La buena mujer obsequió a Cortés un queso. Él insistió en pagárselo, pero sin éxito. Recordó la segunda regla que había leído en la fábula que le había regalado su compañera de avión: «muchos son los que quieren tener buena suerte, pero pocos los que deciden ir a por ella». Él se había arriesgado yendo a ese lugar desconocido y había tenido una gran suerte de conocer a gente tan encantadora y generosa.
—Por favor, señor Cortés —le dijo Laly—, no le diga a nadie del banco que vengo aquí a visitar a Luis y a su familia. La gente allí se cree mucho, podría traerme problemas. Me costó mucho conseguirme un puestito en esa oficina y nunca sabe.
—¿De verdad podría perjudicarle el hecho de que se relacione con estas gentes?
—Preguntó Cortés en voz baja.
Laly asintió.
—A la mayoría de las personas del otro lado les molesta todo esto y… nunca se sabe —La becaria se encogió de hombros—. Consideran la zona un estorbo, algo que impide crecer los negocios de allá.
—Entiendo. No diré nada, no se preocupe, Laly. Eso sí, haré lo posible por publicar su historia, señora —le comentó a Alfonsa dándole un sentido abrazo.
—Ojalá pueda escribir sobre estas personas para ayudarles. Tienen el apoyo de sus vecinos y el mío, que los alientan a resistir, a no vender su terreno, a no irse ni dejar de sembrar. Los consideramos el último eslabón que frena la expansión urbana, pero su realidad es insostenible por mucho más tiempo —apuntó Laly.
—Está canijo ver cómo se destruye lo poco que queda. Si no queremos desaparecer nos tenemos que adaptar, no hay de otra, es triste —concluyó Pedro al despedirse.
«No hay duda de que muchas veces una imagen sigue valiendo más que mil palabras», pensó Cortés al contemplar a Pedro pastorear a la vaca Ramona en el monte trasero de su casa, con la estampa, al fondo, de los edificios lujosos de Santa Fe.
De regreso a la zona de oficinas, Villoro le estaba esperando junto a la Lavadora. Llevaba cara de asustado.

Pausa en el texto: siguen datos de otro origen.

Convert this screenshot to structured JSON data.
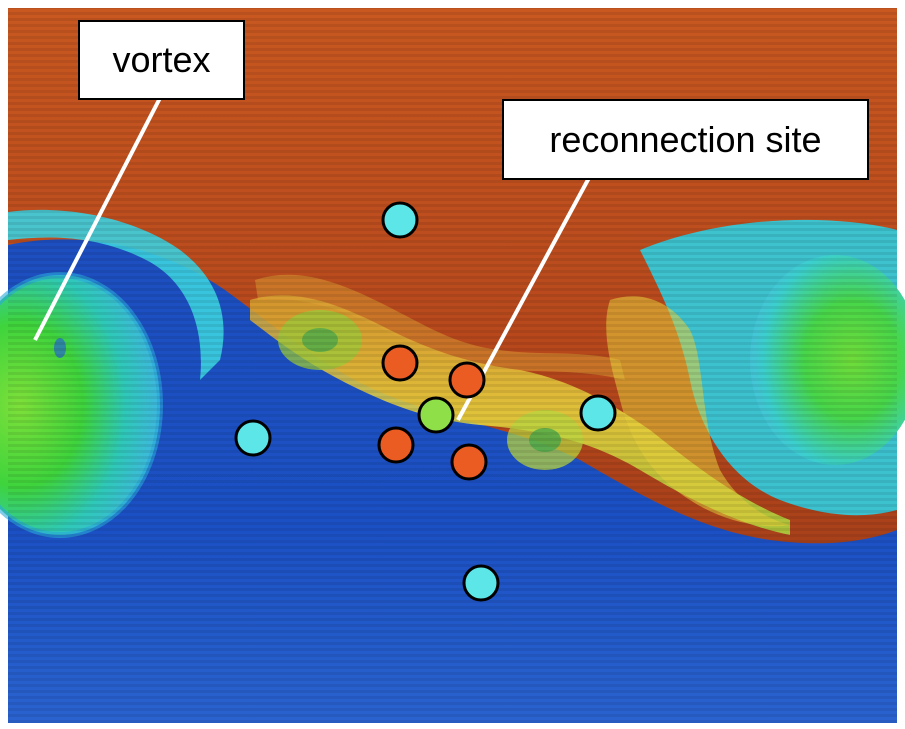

— ¡Pensé que le había pasado algo! Me dijo la chavita de la recepción que lo vio salir y no supo pa’ dónde jaló.
—No te preocupes, Villoro, que te compensaré por el tiempo que has tenido el coche parado.
Por el camino, Cortés le contó todo el episodio. Resultó que el taxista conocía ya de oídas la historia de la familia Carmona y de alguna otra en situación similar. Sin poder omitir las risas, le había explicado que la vida de aquellas gentes representaba un choque de perspectivas para los mexicanos.

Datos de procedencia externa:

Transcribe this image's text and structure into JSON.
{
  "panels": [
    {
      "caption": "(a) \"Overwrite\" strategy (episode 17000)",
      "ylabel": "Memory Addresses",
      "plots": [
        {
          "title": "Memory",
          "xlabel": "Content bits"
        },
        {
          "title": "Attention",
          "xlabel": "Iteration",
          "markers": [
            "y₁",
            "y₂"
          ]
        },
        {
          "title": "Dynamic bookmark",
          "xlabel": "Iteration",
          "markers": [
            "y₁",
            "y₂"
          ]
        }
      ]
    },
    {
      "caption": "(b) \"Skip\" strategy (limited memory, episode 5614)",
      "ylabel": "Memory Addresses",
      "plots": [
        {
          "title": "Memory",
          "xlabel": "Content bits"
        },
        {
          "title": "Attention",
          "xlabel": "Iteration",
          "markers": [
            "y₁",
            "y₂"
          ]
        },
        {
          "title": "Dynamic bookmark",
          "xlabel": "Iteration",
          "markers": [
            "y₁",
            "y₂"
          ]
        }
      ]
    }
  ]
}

—Esa es la contradicción, así llevamos desde finales de los ochenta. —Villoro chasqueó la lengua—. La liberalización económica ha dado lana a mucha gente, pero también desigualdad social y el desmantelamiento de la pequeña producción.
En el hotel, Cortés consiguió hablar con su hija después de llamar hasta tres veces a su mujer y enviarle muchos mensajes de WhatsApp. La conversación había sido muy breve, con continuas interrupciones de Laura, se sintió reconfortado al escuchar la voz de Marina. Intercambió un par de mensajes con sus padres y hermana, preocupados por si estaba bien, y con su jefe, al que resumió el día en la entidad bancaria. Don José Gutiérrez le recordó en un tono casi amenazador su misión secreta. «Más te vale no regresar sin la buena nueva», le dijo. Por otra parte, el Mafias le preguntó vía telefónica que si había podido enchufarle a alguien los USB-Espía.

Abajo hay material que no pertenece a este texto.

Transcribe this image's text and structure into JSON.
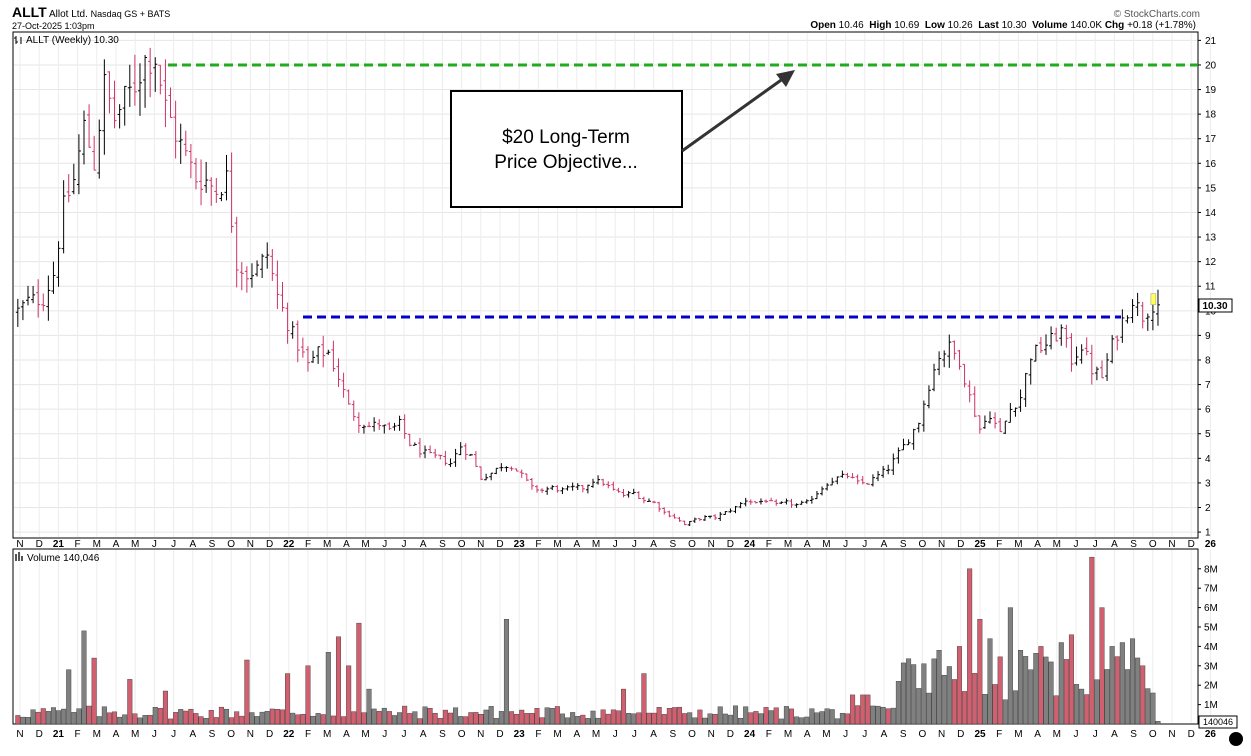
{
  "header": {
    "symbol": "ALLT",
    "company": "Allot Ltd.",
    "exchange": "Nasdaq GS + BATS",
    "datetime": "27-Oct-2025 1:03pm",
    "watermark": "© StockCharts.com",
    "quote": {
      "open_label": "Open",
      "open": "10.46",
      "high_label": "High",
      "high": "10.69",
      "low_label": "Low",
      "low": "10.26",
      "last_label": "Last",
      "last": "10.30",
      "volume_label": "Volume",
      "volume": "140.0K",
      "chg_label": "Chg",
      "chg": "+0.18 (+1.78%)"
    }
  },
  "colors": {
    "up": "#000000",
    "down": "#cc3366",
    "vol_up": "#808080",
    "vol_down": "#d06070",
    "resistance": "#0000cc",
    "objective": "#22aa22"
  },
  "chart_data": [
    {
      "type": "ohlc",
      "legend": "ALLT (Weekly) 10.30",
      "last_price_label": "10.30",
      "x_axis_ticks": [
        "N",
        "D",
        "21",
        "F",
        "M",
        "A",
        "M",
        "J",
        "J",
        "A",
        "S",
        "O",
        "N",
        "D",
        "22",
        "F",
        "M",
        "A",
        "M",
        "J",
        "J",
        "A",
        "S",
        "O",
        "N",
        "D",
        "23",
        "F",
        "M",
        "A",
        "M",
        "J",
        "J",
        "A",
        "S",
        "O",
        "N",
        "D",
        "24",
        "F",
        "M",
        "A",
        "M",
        "J",
        "J",
        "A",
        "S",
        "O",
        "N",
        "D",
        "25",
        "F",
        "M",
        "A",
        "M",
        "J",
        "J",
        "A",
        "S",
        "O",
        "N",
        "D",
        "26"
      ],
      "y_axis_ticks": [
        1,
        2,
        3,
        4,
        5,
        6,
        7,
        8,
        9,
        10,
        11,
        12,
        13,
        14,
        15,
        16,
        17,
        18,
        19,
        20,
        21
      ],
      "ylim": [
        0.8,
        21.3
      ],
      "annotation": {
        "text_line1": "$20 Long-Term",
        "text_line2": "Price Objective..."
      },
      "lines": [
        {
          "name": "resistance",
          "y": 9.75,
          "x_start": "2022-02",
          "x_end": "2025-08"
        },
        {
          "name": "objective",
          "y": 20.0,
          "x_start": "2021-07",
          "x_end": "2025-11"
        }
      ],
      "price_path": [
        [
          -2,
          10.0
        ],
        [
          0,
          10.4
        ],
        [
          3,
          10.5
        ],
        [
          5,
          11.5
        ],
        [
          7,
          14.2
        ],
        [
          9,
          15.3
        ],
        [
          11,
          17.5
        ],
        [
          13,
          16.0
        ],
        [
          15,
          19.2
        ],
        [
          17,
          17.8
        ],
        [
          19,
          18.6
        ],
        [
          21,
          19.2
        ],
        [
          23,
          20.2
        ],
        [
          25,
          20.3
        ],
        [
          27,
          18.3
        ],
        [
          29,
          17.2
        ],
        [
          31,
          16.3
        ],
        [
          33,
          15.4
        ],
        [
          35,
          15.3
        ],
        [
          37,
          14.9
        ],
        [
          39,
          15.4
        ],
        [
          41,
          12.0
        ],
        [
          43,
          11.5
        ],
        [
          45,
          11.7
        ],
        [
          47,
          12.3
        ],
        [
          49,
          10.6
        ],
        [
          51,
          9.5
        ],
        [
          53,
          8.6
        ],
        [
          55,
          7.8
        ],
        [
          57,
          8.3
        ],
        [
          59,
          8.3
        ],
        [
          61,
          7.3
        ],
        [
          63,
          6.1
        ],
        [
          65,
          5.5
        ],
        [
          67,
          5.3
        ],
        [
          69,
          5.4
        ],
        [
          71,
          5.1
        ],
        [
          73,
          5.4
        ],
        [
          75,
          4.6
        ],
        [
          77,
          4.3
        ],
        [
          79,
          4.1
        ],
        [
          81,
          4.0
        ],
        [
          83,
          3.8
        ],
        [
          85,
          4.5
        ],
        [
          87,
          4.1
        ],
        [
          89,
          3.2
        ],
        [
          91,
          3.4
        ],
        [
          93,
          3.7
        ],
        [
          95,
          3.7
        ],
        [
          97,
          3.3
        ],
        [
          99,
          2.8
        ],
        [
          101,
          2.7
        ],
        [
          103,
          2.8
        ],
        [
          105,
          2.7
        ],
        [
          107,
          2.8
        ],
        [
          109,
          2.8
        ],
        [
          111,
          3.1
        ],
        [
          113,
          3.0
        ],
        [
          115,
          2.7
        ],
        [
          117,
          2.5
        ],
        [
          119,
          2.6
        ],
        [
          121,
          2.3
        ],
        [
          123,
          2.2
        ],
        [
          125,
          1.8
        ],
        [
          127,
          1.6
        ],
        [
          129,
          1.3
        ],
        [
          131,
          1.5
        ],
        [
          133,
          1.6
        ],
        [
          135,
          1.6
        ],
        [
          137,
          1.8
        ],
        [
          139,
          2.0
        ],
        [
          141,
          2.3
        ],
        [
          143,
          2.2
        ],
        [
          145,
          2.3
        ],
        [
          147,
          2.1
        ],
        [
          149,
          2.2
        ],
        [
          151,
          2.1
        ],
        [
          153,
          2.2
        ],
        [
          155,
          2.6
        ],
        [
          157,
          3.0
        ],
        [
          159,
          3.2
        ],
        [
          161,
          3.3
        ],
        [
          163,
          3.0
        ],
        [
          165,
          3.0
        ],
        [
          167,
          3.3
        ],
        [
          169,
          3.6
        ],
        [
          171,
          4.2
        ],
        [
          173,
          4.8
        ],
        [
          175,
          5.5
        ],
        [
          177,
          7.0
        ],
        [
          179,
          8.2
        ],
        [
          181,
          8.5
        ],
        [
          183,
          8.0
        ],
        [
          185,
          6.5
        ],
        [
          187,
          5.2
        ],
        [
          189,
          5.8
        ],
        [
          191,
          5.0
        ],
        [
          193,
          6.0
        ],
        [
          195,
          6.5
        ],
        [
          197,
          8.2
        ],
        [
          199,
          8.5
        ],
        [
          201,
          8.8
        ],
        [
          203,
          9.2
        ],
        [
          205,
          8.0
        ],
        [
          207,
          8.6
        ],
        [
          209,
          7.6
        ],
        [
          211,
          7.3
        ],
        [
          213,
          8.6
        ],
        [
          215,
          9.6
        ],
        [
          217,
          10.5
        ],
        [
          219,
          9.8
        ],
        [
          221,
          10.3
        ]
      ]
    },
    {
      "type": "bar",
      "legend": "Volume 140,046",
      "last_volume_label": "140046",
      "y_axis_ticks": [
        "1M",
        "2M",
        "3M",
        "4M",
        "5M",
        "6M",
        "7M",
        "8M"
      ],
      "ylim": [
        0,
        8.8
      ],
      "unit": "M shares",
      "spikes": [
        [
          8,
          2.8
        ],
        [
          11,
          4.8
        ],
        [
          13,
          3.4
        ],
        [
          20,
          2.3
        ],
        [
          27,
          1.7
        ],
        [
          43,
          3.3
        ],
        [
          51,
          2.6
        ],
        [
          55,
          3.0
        ],
        [
          59,
          3.7
        ],
        [
          61,
          4.5
        ],
        [
          63,
          3.0
        ],
        [
          65,
          5.2
        ],
        [
          67,
          1.8
        ],
        [
          94,
          5.4
        ],
        [
          117,
          1.8
        ],
        [
          121,
          2.6
        ],
        [
          162,
          1.5
        ],
        [
          164,
          1.5
        ],
        [
          165,
          1.5
        ],
        [
          171,
          2.2
        ],
        [
          179,
          3.8
        ],
        [
          183,
          4.0
        ],
        [
          185,
          8.0
        ],
        [
          187,
          5.4
        ],
        [
          189,
          4.4
        ],
        [
          193,
          6.0
        ],
        [
          195,
          3.8
        ],
        [
          197,
          2.8
        ],
        [
          199,
          4.0
        ],
        [
          201,
          3.2
        ],
        [
          203,
          4.2
        ],
        [
          205,
          4.6
        ],
        [
          209,
          8.6
        ],
        [
          211,
          6.0
        ],
        [
          213,
          4.0
        ],
        [
          215,
          4.2
        ],
        [
          217,
          4.4
        ],
        [
          219,
          3.0
        ],
        [
          221,
          1.6
        ],
        [
          222,
          0.14
        ]
      ]
    }
  ]
}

—He logrado colocar algunos, pero no todos. Mafias, acabo de conocer a todo el personal. Si me descubrieran, no veas la tostada.
—Tranquilo, chavalín, no te pongas nervioso que has tenido un buen maestro.
A ver si puedes poner unos cuantos más mañana —le dijo.
Cortés resopló.
—Veré qué puedo hacer —dijo Cortés antes de colgar. No pudo por menos de recordar la versión de Loquillo de la canción Burning que tantas veces había escuchado tararear a su hermana en la ducha: «¿Qué hace una chica como tú en un sitio como éste?; ¿qué clase de aventura has venido a buscar? Vas de caza ¿a quién vas a cazar?».